One-fifth of female workers say they have been sexually harassed at work, but almost a third of these did nothing about it.
The responses emerged from a survey by the equal-rights watchdog, which also found that most of the victims came from groups long regarded as vulnerable, including retail, catering, health care and nursing workers.
"Sexual harassment remains a common occurrence in the workplace," convenor of the Equal Opportunities Commission's policy and research committee John Tse Wing-ling said yesterday.
"The data reflects that sexual harassment is a serious issue in Hong Kong. It means some people are facing it on a daily basis."
Of 472 respondents to the commission's survey, 19 per cent said they had been victims of sexual harassment before, while 6 per cent said they had witnessed it in the past 12 months.
Seventy per cent of the victims said they had taken further action against the offenders, but the rest did not.
The highest proportion of offenders - 39 per cent - were colleagues of the same rank, followed by customers, at 28 per cent. Other harassers were staff senior and junior to victims.
Most of the cases involved what the report described as "non-verbal sex cues" or body language.
Others included verbal, text or electronic messages and physical sexual behaviour.

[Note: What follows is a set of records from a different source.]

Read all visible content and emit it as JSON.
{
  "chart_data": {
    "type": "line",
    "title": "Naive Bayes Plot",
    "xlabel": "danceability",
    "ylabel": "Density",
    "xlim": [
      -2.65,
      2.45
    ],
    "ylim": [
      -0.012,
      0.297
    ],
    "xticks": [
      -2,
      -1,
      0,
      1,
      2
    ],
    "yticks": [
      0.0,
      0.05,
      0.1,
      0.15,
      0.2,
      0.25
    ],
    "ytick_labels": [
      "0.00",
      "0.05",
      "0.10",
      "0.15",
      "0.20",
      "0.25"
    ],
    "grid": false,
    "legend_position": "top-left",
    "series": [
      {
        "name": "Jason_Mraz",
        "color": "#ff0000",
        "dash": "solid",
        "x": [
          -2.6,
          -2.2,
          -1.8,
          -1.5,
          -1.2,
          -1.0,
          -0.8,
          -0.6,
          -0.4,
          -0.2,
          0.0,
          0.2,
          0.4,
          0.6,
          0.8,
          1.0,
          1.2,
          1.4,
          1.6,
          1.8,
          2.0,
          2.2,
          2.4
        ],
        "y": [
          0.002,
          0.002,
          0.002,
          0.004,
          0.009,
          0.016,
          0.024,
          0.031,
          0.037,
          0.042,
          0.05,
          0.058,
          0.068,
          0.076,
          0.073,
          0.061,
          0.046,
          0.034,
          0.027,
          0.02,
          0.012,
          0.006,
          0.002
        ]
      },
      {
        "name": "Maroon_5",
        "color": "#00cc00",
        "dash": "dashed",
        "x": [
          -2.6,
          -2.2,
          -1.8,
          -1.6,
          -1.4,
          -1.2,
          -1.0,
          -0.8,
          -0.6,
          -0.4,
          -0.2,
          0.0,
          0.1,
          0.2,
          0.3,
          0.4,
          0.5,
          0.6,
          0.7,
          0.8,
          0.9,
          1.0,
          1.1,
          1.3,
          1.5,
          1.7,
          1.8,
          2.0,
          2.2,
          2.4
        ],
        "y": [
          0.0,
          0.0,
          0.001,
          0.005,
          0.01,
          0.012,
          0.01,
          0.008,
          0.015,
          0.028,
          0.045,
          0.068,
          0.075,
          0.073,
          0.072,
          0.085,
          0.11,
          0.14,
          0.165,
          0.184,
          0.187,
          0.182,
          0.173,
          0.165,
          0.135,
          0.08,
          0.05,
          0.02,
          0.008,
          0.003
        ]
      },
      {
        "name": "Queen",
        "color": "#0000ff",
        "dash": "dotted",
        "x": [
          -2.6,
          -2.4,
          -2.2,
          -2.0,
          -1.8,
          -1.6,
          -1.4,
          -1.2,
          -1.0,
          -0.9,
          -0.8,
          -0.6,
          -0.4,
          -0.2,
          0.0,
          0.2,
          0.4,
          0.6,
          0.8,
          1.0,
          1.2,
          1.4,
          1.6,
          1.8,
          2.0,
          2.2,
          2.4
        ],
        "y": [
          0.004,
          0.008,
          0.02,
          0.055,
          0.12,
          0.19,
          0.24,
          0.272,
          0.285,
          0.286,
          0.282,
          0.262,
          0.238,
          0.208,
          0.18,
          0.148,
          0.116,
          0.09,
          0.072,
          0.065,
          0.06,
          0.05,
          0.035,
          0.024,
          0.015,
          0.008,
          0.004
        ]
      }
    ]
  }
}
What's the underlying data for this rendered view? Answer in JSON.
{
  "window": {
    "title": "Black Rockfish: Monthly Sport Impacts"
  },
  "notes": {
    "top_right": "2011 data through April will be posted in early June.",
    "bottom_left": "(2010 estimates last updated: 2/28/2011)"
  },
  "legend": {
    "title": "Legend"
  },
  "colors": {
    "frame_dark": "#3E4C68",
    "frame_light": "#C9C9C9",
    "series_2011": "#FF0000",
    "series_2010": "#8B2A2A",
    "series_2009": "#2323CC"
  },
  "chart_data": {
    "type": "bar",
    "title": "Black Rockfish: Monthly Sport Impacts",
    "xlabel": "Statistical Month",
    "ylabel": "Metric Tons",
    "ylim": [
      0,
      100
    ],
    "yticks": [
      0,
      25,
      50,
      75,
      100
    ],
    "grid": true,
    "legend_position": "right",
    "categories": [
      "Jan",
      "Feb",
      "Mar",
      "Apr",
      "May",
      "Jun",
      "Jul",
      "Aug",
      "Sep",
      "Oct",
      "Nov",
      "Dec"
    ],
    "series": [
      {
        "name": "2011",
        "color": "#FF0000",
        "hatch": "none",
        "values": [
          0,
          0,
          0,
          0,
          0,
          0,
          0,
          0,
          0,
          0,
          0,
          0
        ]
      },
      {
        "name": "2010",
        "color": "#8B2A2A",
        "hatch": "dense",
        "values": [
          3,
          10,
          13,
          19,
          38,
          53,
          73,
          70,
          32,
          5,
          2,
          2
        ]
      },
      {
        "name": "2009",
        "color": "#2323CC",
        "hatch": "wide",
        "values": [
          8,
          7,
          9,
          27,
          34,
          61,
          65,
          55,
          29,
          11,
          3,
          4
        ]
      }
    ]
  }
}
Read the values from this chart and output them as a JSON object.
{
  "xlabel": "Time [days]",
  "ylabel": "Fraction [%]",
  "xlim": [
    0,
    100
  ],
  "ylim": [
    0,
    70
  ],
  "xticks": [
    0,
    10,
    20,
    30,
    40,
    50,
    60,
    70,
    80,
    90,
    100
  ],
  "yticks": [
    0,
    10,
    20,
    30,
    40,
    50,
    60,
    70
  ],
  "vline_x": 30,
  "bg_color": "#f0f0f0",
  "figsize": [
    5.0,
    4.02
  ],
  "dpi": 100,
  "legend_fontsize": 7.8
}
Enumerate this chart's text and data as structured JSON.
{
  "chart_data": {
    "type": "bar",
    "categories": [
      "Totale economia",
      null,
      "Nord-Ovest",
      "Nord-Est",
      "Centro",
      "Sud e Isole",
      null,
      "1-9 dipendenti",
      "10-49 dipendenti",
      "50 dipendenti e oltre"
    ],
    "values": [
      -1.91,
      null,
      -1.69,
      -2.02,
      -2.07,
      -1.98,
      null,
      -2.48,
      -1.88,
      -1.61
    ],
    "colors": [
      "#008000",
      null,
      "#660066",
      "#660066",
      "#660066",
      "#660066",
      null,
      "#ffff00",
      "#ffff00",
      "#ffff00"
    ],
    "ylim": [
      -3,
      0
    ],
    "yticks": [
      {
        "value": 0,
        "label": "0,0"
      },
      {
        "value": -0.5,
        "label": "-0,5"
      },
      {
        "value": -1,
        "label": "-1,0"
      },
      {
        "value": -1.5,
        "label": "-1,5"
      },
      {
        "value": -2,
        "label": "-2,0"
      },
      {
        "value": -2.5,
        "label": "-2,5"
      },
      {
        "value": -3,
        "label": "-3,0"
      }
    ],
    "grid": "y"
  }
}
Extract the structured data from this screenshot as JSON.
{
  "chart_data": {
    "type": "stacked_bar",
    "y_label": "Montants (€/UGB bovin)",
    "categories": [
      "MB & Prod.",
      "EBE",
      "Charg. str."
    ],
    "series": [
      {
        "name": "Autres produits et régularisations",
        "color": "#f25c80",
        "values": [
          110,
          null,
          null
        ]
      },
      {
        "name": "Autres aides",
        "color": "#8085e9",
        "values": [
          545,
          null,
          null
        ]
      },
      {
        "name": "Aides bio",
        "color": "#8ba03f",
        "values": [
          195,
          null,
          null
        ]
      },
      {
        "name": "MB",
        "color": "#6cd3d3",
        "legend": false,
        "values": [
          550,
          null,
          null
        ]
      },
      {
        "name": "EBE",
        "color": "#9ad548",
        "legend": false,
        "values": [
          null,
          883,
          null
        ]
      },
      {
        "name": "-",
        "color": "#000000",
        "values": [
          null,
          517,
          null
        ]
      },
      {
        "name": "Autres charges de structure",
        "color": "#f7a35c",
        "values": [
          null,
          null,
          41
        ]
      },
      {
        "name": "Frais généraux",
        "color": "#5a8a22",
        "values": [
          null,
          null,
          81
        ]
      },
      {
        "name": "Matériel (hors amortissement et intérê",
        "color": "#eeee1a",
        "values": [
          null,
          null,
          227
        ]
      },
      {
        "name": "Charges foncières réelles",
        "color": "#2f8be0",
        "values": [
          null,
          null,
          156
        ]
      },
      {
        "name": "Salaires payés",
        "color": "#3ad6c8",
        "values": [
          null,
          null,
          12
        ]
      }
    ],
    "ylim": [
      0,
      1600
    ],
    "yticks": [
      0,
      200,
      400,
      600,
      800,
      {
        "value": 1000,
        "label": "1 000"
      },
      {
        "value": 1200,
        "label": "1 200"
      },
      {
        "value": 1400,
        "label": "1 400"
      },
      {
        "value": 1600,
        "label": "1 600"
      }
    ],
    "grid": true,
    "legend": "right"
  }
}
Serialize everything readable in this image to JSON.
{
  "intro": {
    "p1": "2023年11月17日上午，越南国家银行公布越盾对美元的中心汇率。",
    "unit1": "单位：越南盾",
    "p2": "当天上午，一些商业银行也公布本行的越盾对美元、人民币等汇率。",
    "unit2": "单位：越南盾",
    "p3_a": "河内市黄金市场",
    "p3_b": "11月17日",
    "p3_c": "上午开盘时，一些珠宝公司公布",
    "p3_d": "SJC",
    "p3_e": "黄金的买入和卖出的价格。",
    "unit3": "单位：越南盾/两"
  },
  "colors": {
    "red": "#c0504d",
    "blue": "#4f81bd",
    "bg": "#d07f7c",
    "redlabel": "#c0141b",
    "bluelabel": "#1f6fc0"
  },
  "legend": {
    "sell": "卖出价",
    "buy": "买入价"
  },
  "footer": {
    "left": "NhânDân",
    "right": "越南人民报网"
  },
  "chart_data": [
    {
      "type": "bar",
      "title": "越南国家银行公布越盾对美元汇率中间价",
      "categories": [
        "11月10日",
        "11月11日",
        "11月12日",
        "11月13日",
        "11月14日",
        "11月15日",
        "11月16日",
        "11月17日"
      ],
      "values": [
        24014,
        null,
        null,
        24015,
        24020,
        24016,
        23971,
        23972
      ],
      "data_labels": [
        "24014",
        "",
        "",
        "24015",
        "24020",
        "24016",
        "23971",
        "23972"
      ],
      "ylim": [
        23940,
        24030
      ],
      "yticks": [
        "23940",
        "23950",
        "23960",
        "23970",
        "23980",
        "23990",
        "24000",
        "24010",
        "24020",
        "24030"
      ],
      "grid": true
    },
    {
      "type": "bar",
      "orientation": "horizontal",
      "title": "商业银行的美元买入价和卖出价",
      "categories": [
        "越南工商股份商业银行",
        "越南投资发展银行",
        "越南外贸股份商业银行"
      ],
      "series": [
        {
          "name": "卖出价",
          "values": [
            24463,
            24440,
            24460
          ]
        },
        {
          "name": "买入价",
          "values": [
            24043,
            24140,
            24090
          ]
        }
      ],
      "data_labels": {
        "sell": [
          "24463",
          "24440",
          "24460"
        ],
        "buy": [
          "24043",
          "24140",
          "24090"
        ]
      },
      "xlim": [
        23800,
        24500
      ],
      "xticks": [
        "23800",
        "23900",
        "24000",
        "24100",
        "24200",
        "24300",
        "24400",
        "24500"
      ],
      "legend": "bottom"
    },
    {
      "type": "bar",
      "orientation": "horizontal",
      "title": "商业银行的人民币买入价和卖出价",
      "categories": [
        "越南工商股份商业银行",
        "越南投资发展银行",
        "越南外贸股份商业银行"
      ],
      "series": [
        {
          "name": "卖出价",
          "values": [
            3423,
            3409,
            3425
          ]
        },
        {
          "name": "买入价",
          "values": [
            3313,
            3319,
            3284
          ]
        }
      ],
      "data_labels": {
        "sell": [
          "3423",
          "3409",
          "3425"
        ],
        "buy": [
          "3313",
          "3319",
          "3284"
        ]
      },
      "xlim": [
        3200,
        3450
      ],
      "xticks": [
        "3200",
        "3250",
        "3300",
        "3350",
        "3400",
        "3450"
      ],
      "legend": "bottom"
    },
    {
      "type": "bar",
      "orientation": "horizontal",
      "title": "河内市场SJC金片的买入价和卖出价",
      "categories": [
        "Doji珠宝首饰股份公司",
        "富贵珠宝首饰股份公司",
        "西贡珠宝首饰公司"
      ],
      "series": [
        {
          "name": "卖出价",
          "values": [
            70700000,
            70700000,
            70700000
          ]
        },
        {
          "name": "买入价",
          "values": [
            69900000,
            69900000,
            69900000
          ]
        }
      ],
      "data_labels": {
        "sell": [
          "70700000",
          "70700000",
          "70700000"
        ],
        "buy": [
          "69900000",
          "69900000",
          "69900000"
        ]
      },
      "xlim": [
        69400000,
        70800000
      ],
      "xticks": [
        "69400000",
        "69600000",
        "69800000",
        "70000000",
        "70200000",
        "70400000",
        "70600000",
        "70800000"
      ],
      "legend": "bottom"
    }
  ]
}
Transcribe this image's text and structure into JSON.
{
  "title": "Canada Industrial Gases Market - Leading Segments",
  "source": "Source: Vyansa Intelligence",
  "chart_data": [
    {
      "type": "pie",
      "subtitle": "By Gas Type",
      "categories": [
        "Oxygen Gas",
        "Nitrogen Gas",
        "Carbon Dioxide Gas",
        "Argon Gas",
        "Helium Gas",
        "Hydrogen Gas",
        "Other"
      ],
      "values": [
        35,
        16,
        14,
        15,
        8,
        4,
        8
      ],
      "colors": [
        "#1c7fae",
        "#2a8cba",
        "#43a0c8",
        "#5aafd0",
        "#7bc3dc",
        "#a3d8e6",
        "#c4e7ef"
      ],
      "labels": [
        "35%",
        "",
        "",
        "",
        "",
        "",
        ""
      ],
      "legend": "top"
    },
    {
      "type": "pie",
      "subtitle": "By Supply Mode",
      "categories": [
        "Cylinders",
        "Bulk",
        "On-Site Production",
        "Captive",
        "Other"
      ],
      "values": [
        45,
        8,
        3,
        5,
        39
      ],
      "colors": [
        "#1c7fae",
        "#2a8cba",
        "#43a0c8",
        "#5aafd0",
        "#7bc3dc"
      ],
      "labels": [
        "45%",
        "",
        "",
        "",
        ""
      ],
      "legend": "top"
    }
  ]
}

Tse said not only young women suffered - some victims were more than 60 years old, while 21 per cent were aged 51 to 60.
Labour groups said workplace sexual harassment was a common problem, especially among workers in low-end jobs.
Yu Mei-wan, of the Confederation of Trade Unions, said some women were forced to wear revealing uniforms, which made matters worse.
"Their boss often tells them that the customers are always right and it is their duty to serve them, no matter what," Yu said. "So the staff members have to tolerate such behaviour and many of these cases go unreported."
The Federation of Trade Unions called for zero tolerance of sexual harassment. It asked the commission to step up its advocacy against such behaviour.
Both union groups urged companies to set up policies to handle complaints about sexual harassment at work.